Originally published on February 8, 2019

By John L. Micek

Good Friday Morning, Fellow Seekers.

There’s no nice way to say this, so we’re just going to come out and say it. It’s been a lonnnnggggg time since Pennsylvania had any clout on Capitol Hill.

How long?

We’re talking ‘Single Bullet Theory” long. We’re talking “Not Proven, Scottish Law” long.

Not since dinosaurs … err … the late U.S. Sen. Arlen Specter, R-D-Whatever-Pa., prowled the halls of the Capitol has the Keystone State come even close to being drunk on the kind of pure power that comes with being gifted with serious clout in Washington.

Oh, sure, you say, what about U.S. Rep. Bill Shuster, R-Pa., who chaired the House Transportation and Infrastructure Committee?

Feh. 

Shuster  may have had a chairmanship. But let’s face it, most Pennsylvanians will remember the Shusters for ramming through the funding for an interstate highway driven primarily by Penn State fans who got lost on the way to State College and ended up in Altoona.

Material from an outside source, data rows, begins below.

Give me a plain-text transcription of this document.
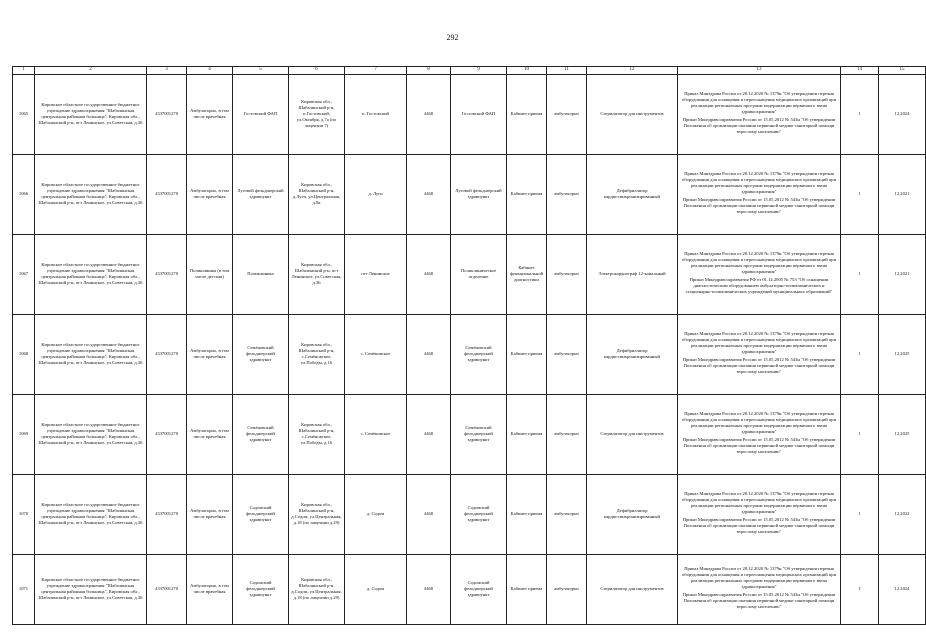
292
1	2	3	4	5	6	7	8	9	10	11	12	13	14	15
1065	Кировское областное государственное бюджетное учреждение здравоохранения "Шабалинская центральная районная больница", Кировская обл., Шабалинский р-н, пгт Ленинское, ул.Советская, д.36	4337001270	Амбулаторно, в том числе врачебная	Гостовский ФАП	Кировская обл., Шабалинский р-н, п.Гостовский, ул.Октября, д.7а (по лицензии 7)	п. Гостовский	4468	Гостовский ФАП	Кабинет приема	амбулаторно	Стерилизатор для инструментов	Приказ Минздрава России от 28.12.2020 № 1379н "Об утверждении перечня оборудования для оснащения и переоснащения медицинских организаций при реализации региональных программ модернизации первичного звена здравоохранения"
Приказ Минздравсоцразвития России от 15.05.2012 № 543н "Об утверждении Положения об организации оказания первичной медико-санитарной помощи взрослому населению"	1	12.2024
1066	Кировское областное государственное бюджетное учреждение здравоохранения "Шабалинская центральная районная больница", Кировская обл., Шабалинский р-н, пгт Ленинское, ул.Советская, д.36	4337001270	Амбулаторно, в том числе врачебная	Луговой фельдшерский здравпункт	Кировская обл., Шабалинский р-н, д.Луги, ул.Центральная, д.8а	д. Луги	4468	Луговой фельдшерский здравпункт	Кабинет приема	амбулаторно	Дефибриллятор кардиосинхронизированный	Приказ Минздрава России от 28.12.2020 № 1379н "Об утверждении перечня оборудования для оснащения и переоснащения медицинских организаций при реализации региональных программ модернизации первичного звена здравоохранения"
Приказ Минздравсоцразвития России от 15.05.2012 № 543н "Об утверждении Положения об организации оказания первичной медико-санитарной помощи взрослому населению"	1	12.2021
1067	Кировское областное государственное бюджетное учреждение здравоохранения "Шабалинская центральная районная больница", Кировская обл., Шабалинский р-н, пгт Ленинское, ул.Советская, д.36	4337001270	Поликлиника (в том числе детская)	Поликлиника	Кировская обл., Шабалинский р-н, пгт Ленинское, ул.Советская, д.36	пгт Ленинское	4468	Поликлиническое отделение	Кабинет функциональной диагностики	амбулаторно	Электрокардиограф 12-канальный	Приказ Минздрава России от 28.12.2020 № 1379н "Об утверждении перечня оборудования для оснащения и переоснащения медицинских организаций при реализации региональных программ модернизации первичного звена здравоохранения"
Приказ Минздравсоцразвития РФ от 01.12.2005 № 753 "Об оснащении диагностическим оборудованием амбулаторно-поликлинических и стационарно-поликлинических учреждений муниципальных образований"	1	12.2021
1068	Кировское областное государственное бюджетное учреждение здравоохранения "Шабалинская центральная районная больница", Кировская обл., Шабалинский р-н, пгт Ленинское, ул.Советская, д.36	4337001270	Амбулаторно, в том числе врачебная	Семёновский фельдшерский здравпункт	Кировская обл., Шабалинский р-н, с.Семёновское, ул.Победы, д.16	с. Семёновское	4468	Семёновский фельдшерский здравпункт	Кабинет приема	амбулаторно	Дефибриллятор кардиосинхронизированный	Приказ Минздрава России от 28.12.2020 № 1379н "Об утверждении перечня оборудования для оснащения и переоснащения медицинских организаций при реализации региональных программ модернизации первичного звена здравоохранения"
Приказ Минздравсоцразвития России от 15.05.2012 № 543н "Об утверждении Положения об организации оказания первичной медико-санитарной помощи взрослому населению"	1	12.2025
1069	Кировское областное государственное бюджетное учреждение здравоохранения "Шабалинская центральная районная больница", Кировская обл., Шабалинский р-н, пгт Ленинское, ул.Советская, д.36	4337001270	Амбулаторно, в том числе врачебная	Семёновский фельдшерский здравпункт	Кировская обл., Шабалинский р-н, с.Семёновское, ул.Победы, д.16	с. Семёновское	4468	Семёновский фельдшерский здравпункт	Кабинет приема	амбулаторно	Стерилизатор для инструментов	Приказ Минздрава России от 28.12.2020 № 1379н "Об утверждении перечня оборудования для оснащения и переоснащения медицинских организаций при реализации региональных программ модернизации первичного звена здравоохранения"
Приказ Минздравсоцразвития России от 15.05.2012 № 543н "Об утверждении Положения об организации оказания первичной медико-санитарной помощи взрослому населению"	1	12.2025
1070	Кировское областное государственное бюджетное учреждение здравоохранения "Шабалинская центральная районная больница", Кировская обл., Шабалинский р-н, пгт Ленинское, ул.Советская, д.36	4337001270	Амбулаторно, в том числе врачебная	Содомский фельдшерский здравпункт	Кировская обл., Шабалинский р-н, д.Содом, ул.Центральная, д.18 (по лицензии д.29)	д. Содом	4468	Содомский фельдшерский здравпункт	Кабинет приема	амбулаторно	Дефибриллятор кардиосинхронизированный	Приказ Минздрава России от 28.12.2020 № 1379н "Об утверждении перечня оборудования для оснащения и переоснащения медицинских организаций при реализации региональных программ модернизации первичного звена здравоохранения"
Приказ Минздравсоцразвития России от 15.05.2012 № 543н "Об утверждении Положения об организации оказания первичной медико-санитарной помощи взрослому населению"	1	12.2022
1071	Кировское областное государственное бюджетное учреждение здравоохранения "Шабалинская центральная районная больница", Кировская обл., Шабалинский р-н, пгт Ленинское, ул.Советская, д.36	4337001270	Амбулаторно, в том числе врачебная	Содомский фельдшерский здравпункт	Кировская обл., Шабалинский р-н, д.Содом, ул.Центральная, д.18 (по лицензии д.29)	д. Содом	4468	Содомский фельдшерский здравпункт	Кабинет приема	амбулаторно	Стерилизатор для инструментов	Приказ Минздрава России от 28.12.2020 № 1379н "Об утверждении перечня оборудования для оснащения и переоснащения медицинских организаций при реализации региональных программ модернизации первичного звена здравоохранения"
Приказ Минздравсоцразвития России от 15.05.2012 № 543н "Об утверждении Положения об организации оказания первичной медико-санитарной помощи взрослому населению"	1	12.2024
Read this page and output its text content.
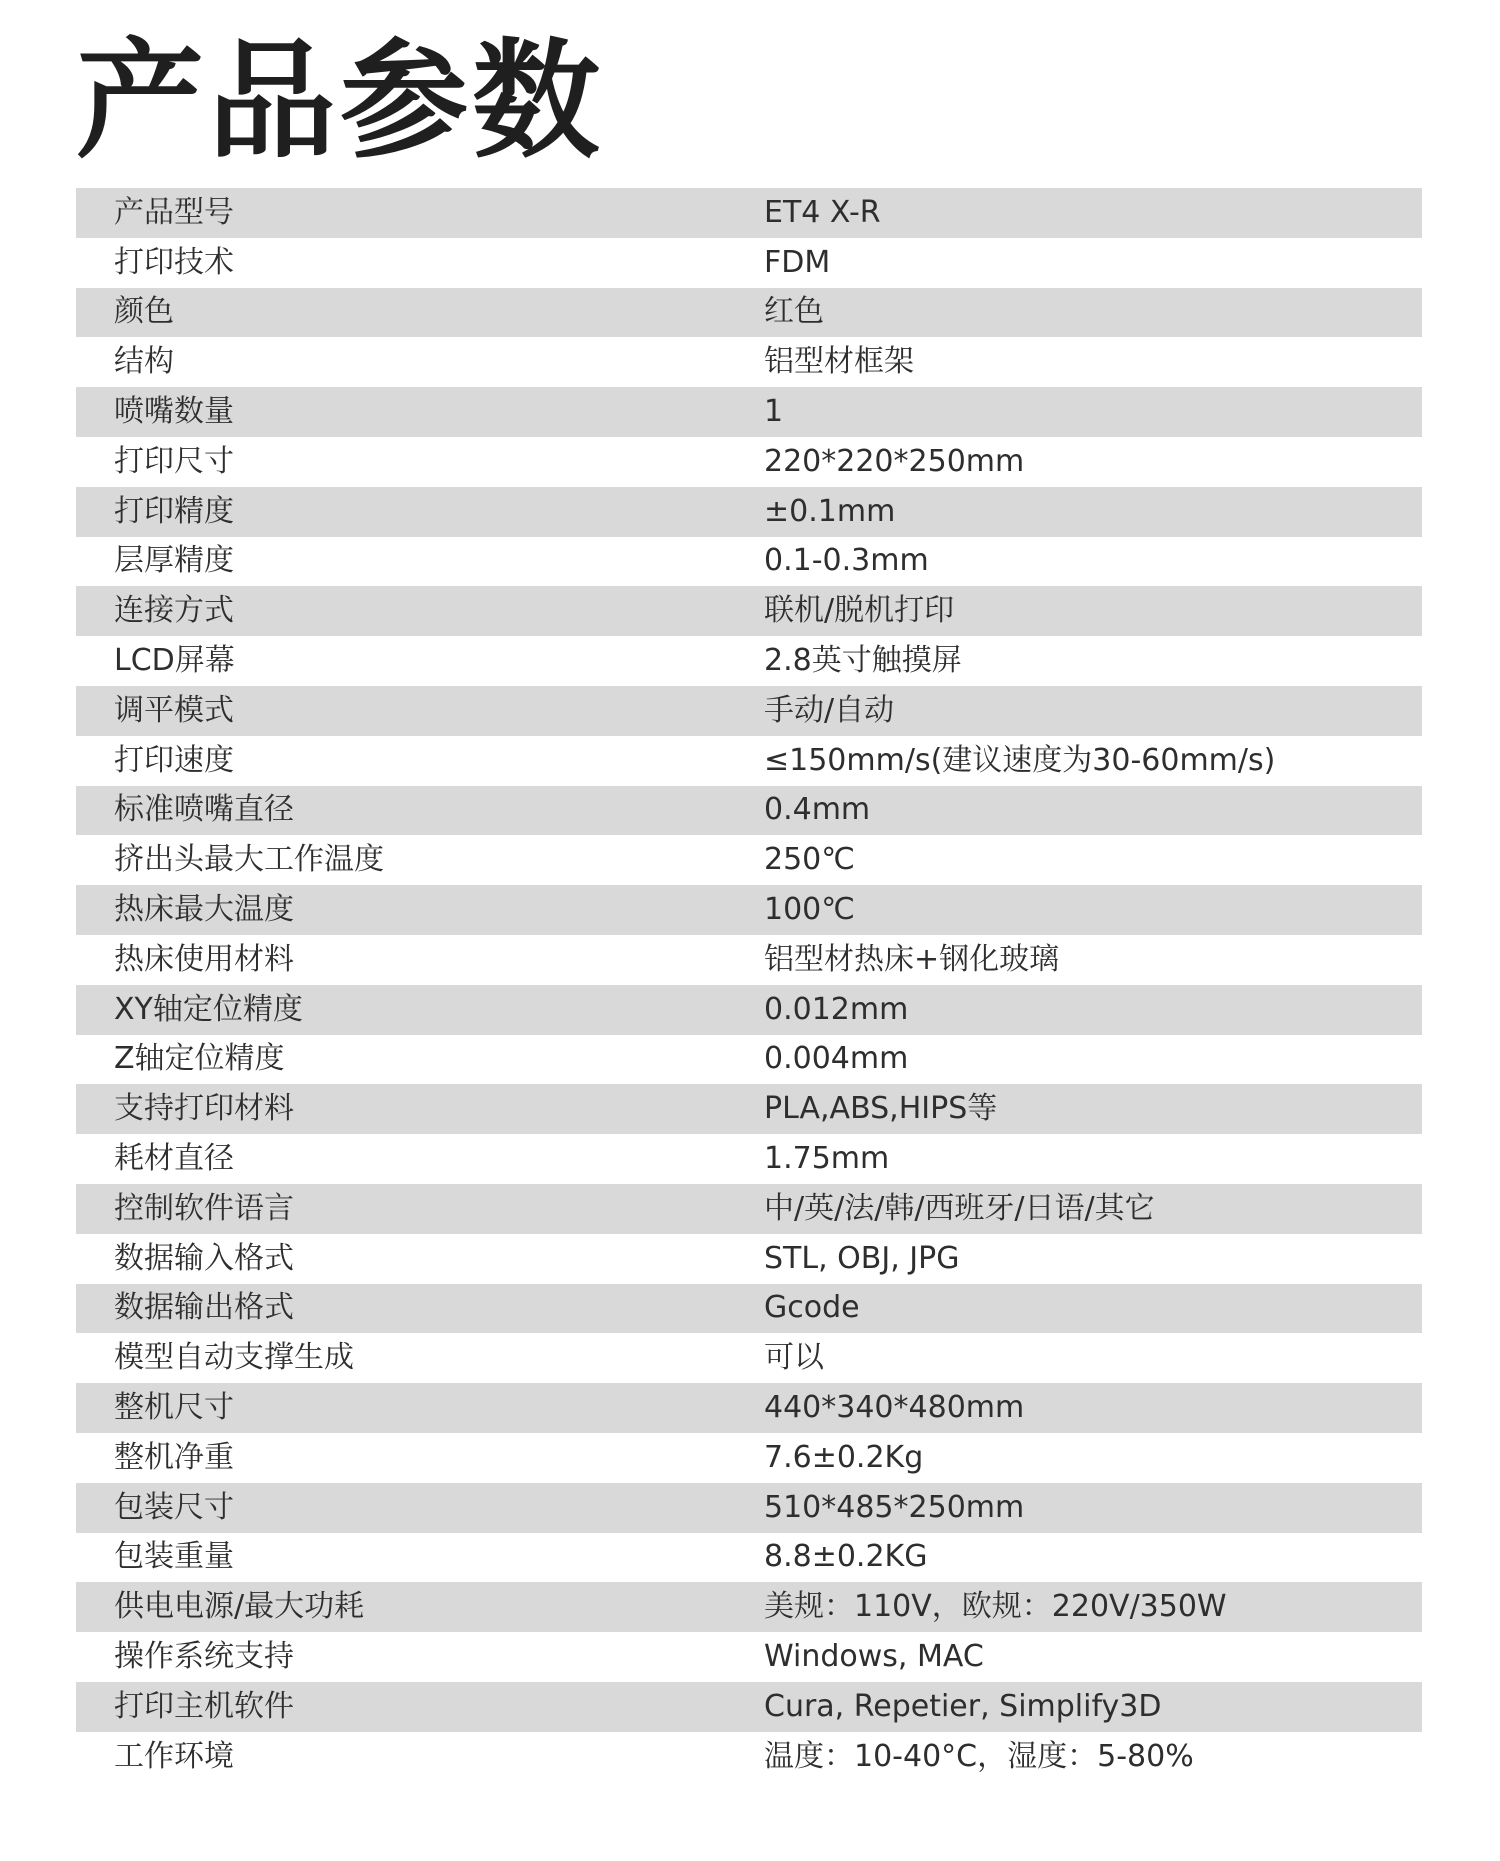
产品参数
产品型号	ET4 X-R
打印技术	FDM
颜色	红色
结构	铝型材框架
喷嘴数量	1
打印尺寸	220*220*250mm
打印精度	±0.1mm
层厚精度	0.1-0.3mm
连接方式	联机/脱机打印
LCD屏幕	2.8英寸触摸屏
调平模式	手动/自动
打印速度	≤150mm/s(建议速度为30-60mm/s)
标准喷嘴直径	0.4mm
挤出头最大工作温度	250℃
热床最大温度	100℃
热床使用材料	铝型材热床+钢化玻璃
XY轴定位精度	0.012mm
Z轴定位精度	0.004mm
支持打印材料	PLA,ABS,HIPS等
耗材直径	1.75mm
控制软件语言	中/英/法/韩/西班牙/日语/其它
数据输入格式	STL, OBJ, JPG
数据输出格式	Gcode
模型自动支撑生成	可以
整机尺寸	440*340*480mm
整机净重	7.6±0.2Kg
包装尺寸	510*485*250mm
包装重量	8.8±0.2KG
供电电源/最大功耗	美规：110V，欧规：220V/350W
操作系统支持	Windows, MAC
打印主机软件	Cura, Repetier, Simplify3D
工作环境	温度：10-40°C，湿度：5-80%
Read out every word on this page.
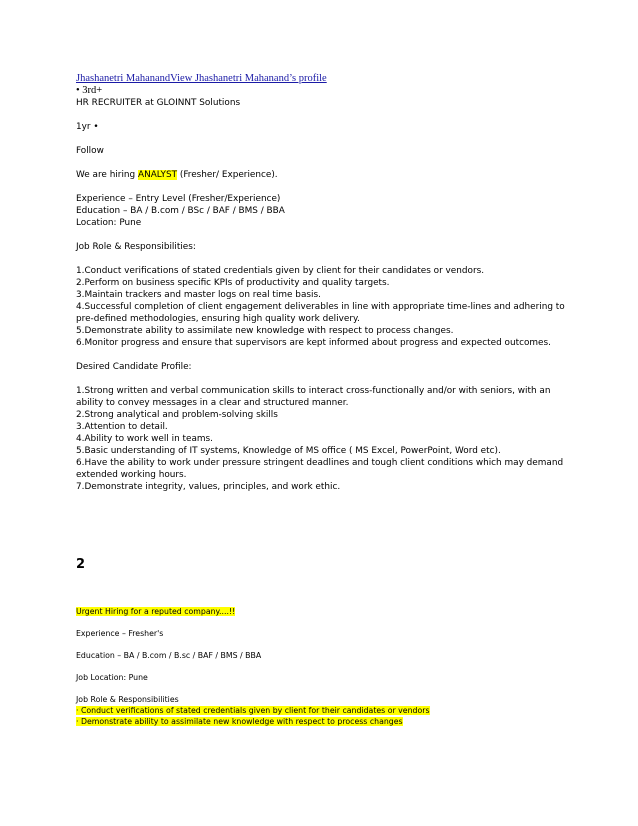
Jhashanetri MahanandView Jhashanetri Mahanand’s profile
• 3rd+

HR RECRUITER at GLOINNT Solutions

1yr •

Follow

We are hiring ANALYST (Fresher/ Experience).

Experience – Entry Level (Fresher/Experience)

Education – BA / B.com / BSc / BAF / BMS / BBA

Location: Pune

Job Role & Responsibilities:

1.Conduct verifications of stated credentials given by client for their candidates or vendors.

2.Perform on business specific KPIs of productivity and quality targets.

3.Maintain trackers and master logs on real time basis.

4.Successful completion of client engagement deliverables in line with appropriate time-lines and adhering to pre-defined methodologies, ensuring high quality work delivery.

5.Demonstrate ability to assimilate new knowledge with respect to process changes.

6.Monitor progress and ensure that supervisors are kept informed about progress and expected outcomes.

Desired Candidate Profile:

1.Strong written and verbal communication skills to interact cross-functionally and/or with seniors, with an ability to convey messages in a clear and structured manner.

2.Strong analytical and problem-solving skills

3.Attention to detail.

4.Ability to work well in teams.

5.Basic understanding of IT systems, Knowledge of MS office ( MS Excel, PowerPoint, Word etc).

6.Have the ability to work under pressure stringent deadlines and tough client conditions which may demand extended working hours.

7.Demonstrate integrity, values, principles, and work ethic.

2

Urgent Hiring for a reputed company....!!

Experience – Fresher's

Education – BA / B.com / B.sc / BAF / BMS / BBA

Job Location: Pune

Job Role & Responsibilities

· Conduct verifications of stated credentials given by client for their candidates or vendors

· Demonstrate ability to assimilate new knowledge with respect to process changes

But as Capital-Star Washington Bureau Chief Robin Bravender (Yeah, we got one of them) reports this Friday morning, Pennsylvania now has not one, but two, seats on the uber-powerful, tax-writing House Ways & Means Committee.

U.S. Reps. Brendan Boyle and Dwight Evans, both Philly Democrats, have found themselves smack dab in the middle of the committee’s fight to obtain President Donald Trump’s tax returns. Another Pennsylvania lawmaker, U.S. Rep. Mike Kelly, an Erie Republican, also sits on the panel.

More from Bravender:

“Under the Constitution and our system of checks and balances, Congress has not just the right but the responsibility to oversee whether our laws are faithfully executed by the executive branch,” Boyle said. “In accordance with this duty, almost a century ago, Congress explicitly enumerated this committee’s right to review any return or return information.”

Democrats on the oversight panel focused on legislation that would require candidates running for president and vice president to release their tax returns. Past presidents have typically done so, but Trump has withheld his, enraging Democrats who accuse him of having something to hide.

It’s unusual for one state to have such a strong presence on the coveted committee.

“That’s rather unique to have not just two people from the same state, but from the same city,” Evans told the Capital-Star Thursday in an interview.

“’Obviously Philadelphia and Pennsylvania is very significant to this country and significant in that it’s one of the original 13 states.”

He said Pennsylvania has historically had an important presence on the panel, pointing back to U.S. Rep. Thaddeus Stevens, a Pennsylvania Republican who was Ways and Means chairman from 1861 until 1865.”